Credevano di aver scritto “The Art of the Deal”, ma stanno recitando “The Art of Shooting Yourself in the Foot”. Quando Trump definisce questo il giorno della liberazione, non posso fare a meno di chiedermi: liberazione da cosa, esattamente? Dal denaro nei portafogli dei consumatori americani? Dalle relazioni diplomatiche? Dal buon senso economico?
Le stime dicono che questa brillante manovra costerà a ogni famiglia americana almeno 3.400 dollari all’anno. È come pagare un abbonamento premium a uno spettacolo di varietà dove l’unico numero è un uomo che continua a inciampare sul proprio ego sovradimensionato.
I nostri partner commerciali – quelli che ancora hanno la pazienza di chiamarsi tali – non stanno prendendo questa novità sdraiati a prendere il sole. L’Unione Europea, il Canada e il Messico hanno già promesso ritorsioni. La politica estera di questa amministrazione mi ricorda il mio primo marito: costosa, dolorosa e destinata a finire in lacrime. I leader mondiali ora guardano all’America come si guarda un parente ricco con demenza senile: con un misto di paura, imbarazzo e il terrore che ti menzioni nel testamento per motivi sbagliati.

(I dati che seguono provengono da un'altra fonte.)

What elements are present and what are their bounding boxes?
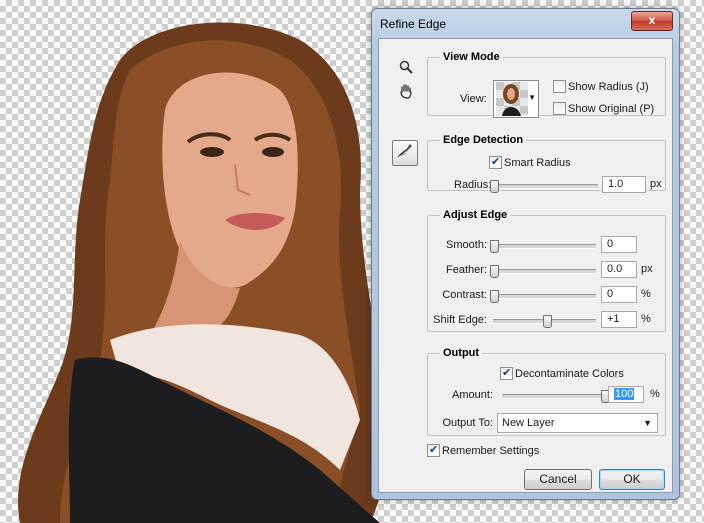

Particolarmente deliziosa è la matematica trumpiana dei dazi sovrapposti. Un’auto messicana potrebbe affrontare un’aliquota tariffaria del 52,5%. Presto sarà più economico acquistare uno yacht che una Chevrolet prodotta a Tijuana. Non vedo l’ora di assistere alla nascita di un fiorente mercato nero di Toyota Corolla.
La logica dietro tutto questo? “La spoliazione dell’America sarà finita”, proclama la Casa Bianca. Invece di essere spogliati da partner commerciali, ora saremo spogliati dalle nostre stesse politiche. È la magnificenza di gridare alla spoliazione dell’America mentre ci autoinfliggiamo una tassa sulla stupidità, pagabile in rate mensili da ogni consumatore americano.

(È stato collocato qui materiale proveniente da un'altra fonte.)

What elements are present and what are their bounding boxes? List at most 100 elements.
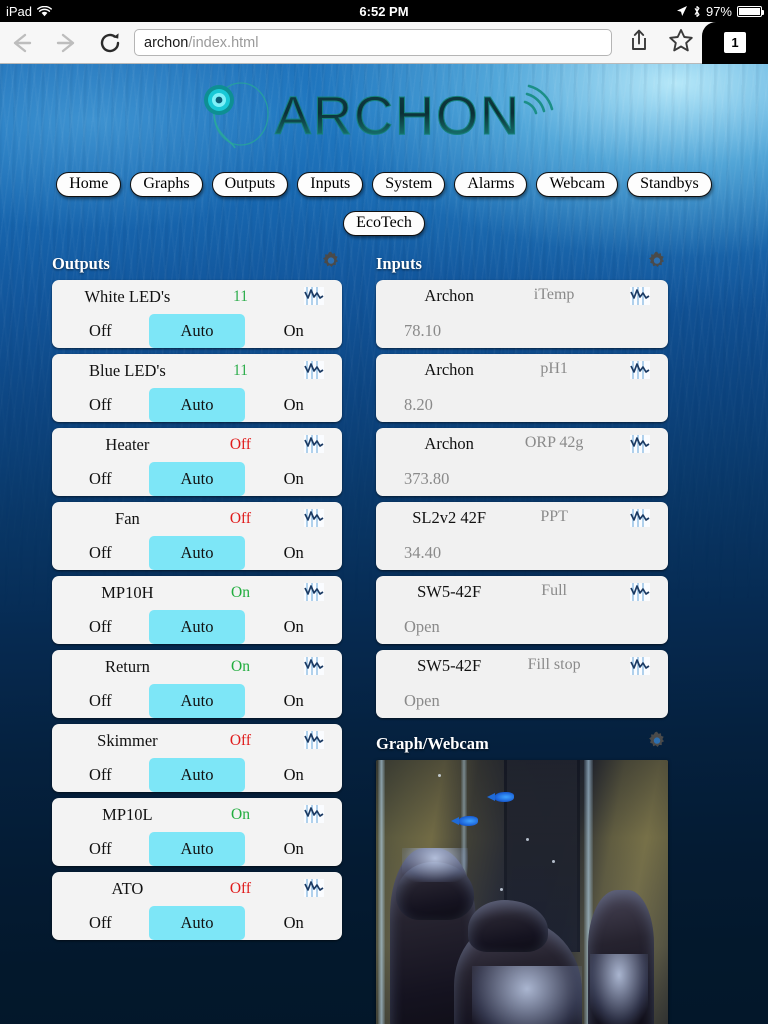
primary-nav: Home Graphs Outputs Inputs System Alarms… bbox=[0, 172, 768, 198]
output-mode-auto[interactable]: Auto bbox=[148, 758, 246, 792]
nav-item-graphs[interactable]: Graphs bbox=[130, 172, 203, 198]
output-mode-off[interactable]: Off bbox=[52, 610, 149, 644]
output-mode-auto[interactable]: Auto bbox=[148, 462, 246, 496]
output-mode-off[interactable]: Off bbox=[52, 758, 149, 792]
output-mode-control: Off Auto On bbox=[52, 758, 342, 792]
bubble bbox=[552, 860, 555, 863]
back-button[interactable] bbox=[0, 22, 44, 64]
input-device: SW5-42F bbox=[417, 582, 482, 601]
graph-icon[interactable] bbox=[630, 435, 650, 458]
output-mode-on[interactable]: On bbox=[245, 388, 342, 422]
output-mode-auto[interactable]: Auto bbox=[148, 388, 246, 422]
graph-icon[interactable] bbox=[630, 287, 650, 310]
output-row: Heater Off Off Auto On bbox=[52, 428, 342, 496]
graph-icon[interactable] bbox=[630, 509, 650, 532]
output-mode-on[interactable]: On bbox=[245, 832, 342, 866]
input-value: 34.40 bbox=[404, 543, 442, 562]
nav-item-standbys[interactable]: Standbys bbox=[627, 172, 712, 198]
webcam-feed[interactable] bbox=[376, 760, 668, 1024]
ipad-safari-screen: iPad 6:52 PM 97% archon /index.html 1 AR… bbox=[0, 0, 768, 1024]
output-mode-off[interactable]: Off bbox=[52, 314, 149, 348]
output-value: On bbox=[231, 584, 250, 601]
bookmark-button[interactable] bbox=[660, 22, 702, 64]
output-value: 11 bbox=[233, 288, 248, 305]
output-row-top: Blue LED's 11 bbox=[52, 354, 342, 388]
nav-item-outputs[interactable]: Outputs bbox=[211, 172, 289, 198]
graph-icon[interactable] bbox=[630, 361, 650, 384]
tab-count-button[interactable]: 1 bbox=[702, 21, 768, 64]
graph-icon[interactable] bbox=[630, 657, 650, 680]
output-value: Off bbox=[229, 880, 252, 897]
nav-item-inputs[interactable]: Inputs bbox=[297, 172, 364, 198]
output-mode-on[interactable]: On bbox=[245, 906, 342, 940]
graph-icon[interactable] bbox=[304, 805, 324, 828]
output-mode-on[interactable]: On bbox=[245, 536, 342, 570]
output-mode-off[interactable]: Off bbox=[52, 832, 149, 866]
output-mode-control: Off Auto On bbox=[52, 684, 342, 718]
graph-icon[interactable] bbox=[630, 583, 650, 606]
status-bar-clock: 6:52 PM bbox=[359, 3, 409, 19]
output-mode-control: Off Auto On bbox=[52, 462, 342, 496]
nav-item-webcam[interactable]: Webcam bbox=[536, 172, 619, 198]
graph-icon[interactable] bbox=[304, 731, 324, 754]
output-mode-on[interactable]: On bbox=[245, 462, 342, 496]
battery-icon bbox=[737, 5, 764, 17]
forward-button[interactable] bbox=[44, 22, 88, 64]
input-device: Archon bbox=[424, 360, 474, 379]
output-row: Skimmer Off Off Auto On bbox=[52, 724, 342, 792]
input-row: Archon pH1 8.20 bbox=[376, 354, 668, 422]
graph-icon[interactable] bbox=[304, 657, 324, 680]
input-row: SL2v2 42F PPT 34.40 bbox=[376, 502, 668, 570]
output-name: Return bbox=[104, 657, 150, 676]
output-row-top: Skimmer Off bbox=[52, 724, 342, 758]
outputs-list: White LED's 11 Off Auto On Blue LED's 11… bbox=[52, 280, 342, 940]
output-mode-off[interactable]: Off bbox=[52, 906, 149, 940]
url-host: archon bbox=[144, 34, 189, 51]
graph-icon[interactable] bbox=[304, 583, 324, 606]
back-arrow-icon bbox=[9, 32, 35, 54]
output-mode-on[interactable]: On bbox=[245, 758, 342, 792]
bubble bbox=[438, 774, 441, 777]
graph-webcam-gear-icon[interactable] bbox=[646, 730, 668, 752]
graph-icon[interactable] bbox=[304, 509, 324, 532]
output-mode-off[interactable]: Off bbox=[52, 462, 149, 496]
reload-button[interactable] bbox=[88, 22, 132, 64]
nav-item-ecotech[interactable]: EcoTech bbox=[343, 211, 425, 237]
output-mode-auto[interactable]: Auto bbox=[148, 684, 246, 718]
nav-item-home[interactable]: Home bbox=[56, 172, 122, 198]
output-mode-control: Off Auto On bbox=[52, 314, 342, 348]
outputs-panel: Outputs White LED's 11 Off Auto On Blue … bbox=[52, 250, 342, 946]
browser-toolbar: archon/index.html 1 bbox=[0, 21, 768, 64]
output-row-top: Fan Off bbox=[52, 502, 342, 536]
output-mode-on[interactable]: On bbox=[245, 610, 342, 644]
graph-icon[interactable] bbox=[304, 435, 324, 458]
output-name: MP10L bbox=[102, 805, 153, 824]
input-value: Open bbox=[404, 617, 440, 636]
share-button[interactable] bbox=[618, 22, 660, 64]
url-input[interactable]: archon/index.html bbox=[134, 29, 612, 56]
graph-icon[interactable] bbox=[304, 879, 324, 902]
output-row: White LED's 11 Off Auto On bbox=[52, 280, 342, 348]
output-row-top: MP10H On bbox=[52, 576, 342, 610]
output-mode-on[interactable]: On bbox=[245, 684, 342, 718]
outputs-gear-icon[interactable] bbox=[320, 250, 342, 272]
input-value: Open bbox=[404, 691, 440, 710]
output-mode-off[interactable]: Off bbox=[52, 388, 149, 422]
output-mode-auto[interactable]: Auto bbox=[148, 906, 246, 940]
output-mode-off[interactable]: Off bbox=[52, 536, 149, 570]
nav-item-system[interactable]: System bbox=[372, 172, 446, 198]
graph-icon[interactable] bbox=[304, 361, 324, 384]
output-mode-off[interactable]: Off bbox=[52, 684, 149, 718]
output-mode-on[interactable]: On bbox=[245, 314, 342, 348]
input-sensor: iTemp bbox=[533, 286, 575, 303]
nav-item-alarms[interactable]: Alarms bbox=[454, 172, 528, 198]
output-mode-auto[interactable]: Auto bbox=[148, 536, 246, 570]
graph-icon[interactable] bbox=[304, 287, 324, 310]
inputs-gear-icon[interactable] bbox=[646, 250, 668, 272]
output-row: Fan Off Off Auto On bbox=[52, 502, 342, 570]
output-mode-auto[interactable]: Auto bbox=[148, 314, 246, 348]
output-mode-auto[interactable]: Auto bbox=[148, 610, 246, 644]
output-mode-auto[interactable]: Auto bbox=[148, 832, 246, 866]
outputs-header: Outputs bbox=[52, 250, 342, 276]
coral-crust bbox=[472, 966, 582, 1024]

Gli economisti, quei noiosi custodi della realtà matematica, avvertono che questo rimedio aumenterà i prezzi ovunque e colpirà duramente l’economia globale. Ma chi ha tempo per ascoltare gli esperti quando c’è uno slogan accattivante da brandire? “Make Allies Globally Angry” non ha lo stesso appeal, suppongo.

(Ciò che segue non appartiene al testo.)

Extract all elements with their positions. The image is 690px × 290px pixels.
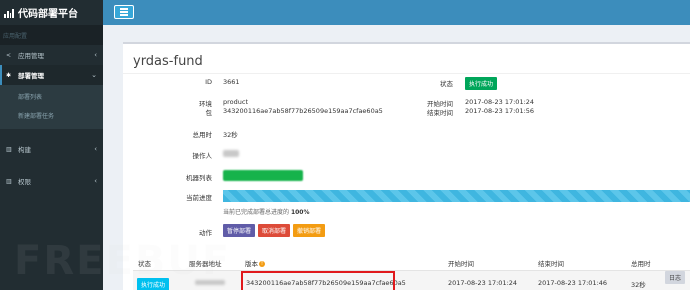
divider bbox=[123, 73, 690, 74]
chart-logo-icon bbox=[4, 8, 14, 18]
row-end-time: 2017-08-23 17:01:46 bbox=[538, 279, 608, 287]
sidebar-submenu: 部署列表 新建部署任务 bbox=[0, 85, 103, 129]
row-duration: 32秒 bbox=[631, 281, 646, 289]
sidebar-toggle-button[interactable] bbox=[114, 5, 134, 19]
top-navbar bbox=[103, 0, 690, 25]
end-time-label: 结束时间 bbox=[427, 109, 453, 117]
progress-note: 当前已完成部署总进度的 100% bbox=[223, 207, 309, 216]
watermark: FREEBUF bbox=[14, 238, 231, 284]
duration-value: 32秒 bbox=[223, 131, 238, 139]
sidebar-item-label: 构建 bbox=[18, 146, 31, 154]
chevron-left-icon: ‹ bbox=[94, 51, 97, 59]
sidebar-item-build[interactable]: ▥ 构建 ‹ bbox=[0, 139, 103, 159]
progress-bar bbox=[223, 190, 690, 202]
cancel-deploy-button[interactable]: 取消部署 bbox=[258, 224, 290, 237]
progress-note-value: 100% bbox=[290, 209, 310, 216]
chart-icon: ▥ bbox=[6, 177, 12, 185]
chevron-down-icon: ⌄ bbox=[91, 71, 97, 79]
share-icon: < bbox=[6, 51, 12, 59]
id-value: 3661 bbox=[223, 78, 240, 86]
table-header-end: 结束时间 bbox=[538, 260, 564, 268]
pause-deploy-button[interactable]: 暂停部署 bbox=[223, 224, 255, 237]
table-header-start: 开始时间 bbox=[448, 260, 474, 268]
start-time-value: 2017-08-23 17:01:24 bbox=[465, 98, 535, 106]
chevron-left-icon: ‹ bbox=[94, 177, 97, 185]
machines-label: 机器列表 bbox=[186, 174, 212, 182]
settings-icon: ✱ bbox=[6, 71, 12, 79]
watermark-text: FREEBUF bbox=[14, 238, 232, 284]
operator-label: 操作人 bbox=[192, 152, 213, 160]
machine-list-bar bbox=[223, 170, 303, 181]
sidebar-section-label: 应用配置 bbox=[0, 25, 103, 45]
info-icon: ! bbox=[259, 261, 265, 267]
chart-icon: ▥ bbox=[6, 145, 12, 153]
table-header-version-label: 版本 bbox=[245, 260, 258, 268]
sidebar-item-permissions[interactable]: ▥ 权限 ‹ bbox=[0, 171, 103, 191]
version-highlight-box bbox=[241, 271, 395, 290]
sidebar-subitem-deploy-list[interactable]: 部署列表 bbox=[0, 87, 103, 106]
package-label: 包 bbox=[205, 109, 213, 117]
status-label: 状态 bbox=[440, 80, 453, 88]
sidebar-item-deploy-management[interactable]: ✱ 部署管理 ⌄ bbox=[0, 65, 103, 85]
package-value: 343200116ae7ab58f77b26509e159aa7cfae60a5 bbox=[223, 107, 383, 115]
progress-note-text: 当前已完成部署总进度的 bbox=[223, 209, 290, 216]
duration-label: 总用时 bbox=[192, 131, 213, 139]
log-button[interactable]: 日志 bbox=[665, 271, 686, 284]
sidebar-item-label: 部署管理 bbox=[18, 72, 44, 80]
chevron-left-icon: ‹ bbox=[94, 145, 97, 153]
app-title: 代码部署平台 bbox=[18, 9, 78, 20]
page-title: yrdas-fund bbox=[133, 54, 203, 69]
operator-avatar-redacted bbox=[223, 150, 239, 157]
app-brand[interactable]: 代码部署平台 bbox=[0, 0, 103, 25]
progress-label: 当前进度 bbox=[186, 194, 212, 202]
progress-fill bbox=[223, 190, 690, 202]
env-value: product bbox=[223, 98, 249, 106]
rollback-deploy-button[interactable]: 撤销部署 bbox=[293, 224, 325, 237]
table-header-version: 版本! bbox=[245, 258, 265, 268]
sidebar-subitem-new-deploy[interactable]: 新建部署任务 bbox=[0, 106, 103, 125]
sidebar-item-app-management[interactable]: < 应用管理 ‹ bbox=[0, 45, 103, 65]
id-label: ID bbox=[205, 78, 212, 86]
sidebar-item-label: 应用管理 bbox=[18, 52, 44, 60]
status-badge: 执行成功 bbox=[465, 77, 498, 90]
row-start-time: 2017-08-23 17:01:24 bbox=[448, 279, 518, 287]
table-header-duration: 总用时 bbox=[631, 260, 651, 268]
sidebar-item-label: 权限 bbox=[18, 178, 31, 186]
end-time-value: 2017-08-23 17:01:56 bbox=[465, 107, 535, 115]
actions-label: 动作 bbox=[199, 229, 212, 237]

Il mio cocktail preferito è sempre stato il whisky sour, ma temo che presto dovremo abituarci tutti a un nuovo drink: il Dazio Amaro, servito con una fetta di inflazione e un pizzico di recessione globale.
Mi chiedo se, quando le bollette inizieranno ad aumentare e i posti di lavoro inizieranno a scomparire, il pubblico americano applaudirà ancora questo spettacolo. Dopotutto, come ho sempre detto, “Non puoi insegnare a un maiale a cantare; sprechi il tuo tempo e infastidisce il maiale”. Eppure, eccoci qui, tutti in attesa che l’economia suoni una melodia armoniosa sotto la bacchetta di un direttore d’orchestra che confonde il rumore con la musica.
Nel frattempo, io mi preparo per l’unica risposta razionale a questo caos imminente: un altro martini. Almeno finché possiamo ancora permettercelo!
Glossario
- Dazi: Imposte applicate alle merci importate dall’estero, utilizzate come strumento di politica commerciale per proteggere le industrie nazionali.
- Tariffe universali: Sistema di dazi applicato indistintamente a tutti i prodotti importati, senza differenziazione per paese d’origine o categoria merceologica.
- Liberation Day: Nome dato dall’amministrazione Trump al giorno di entrata in vigore dei nuovi dazi commerciali, presentato come momento di “liberazione” dell’economia americana.
Riferimenti Bibliografici
- Parker, D. (1944). The Portable Dorothy Parker.
- Meade, M. (1988). Dorothy Parker: What Fresh Hell Is This? Penguin Books.
- Day, B. (2004). Dorothy Parker: In Her Own Words. Taylor Trade Publishing.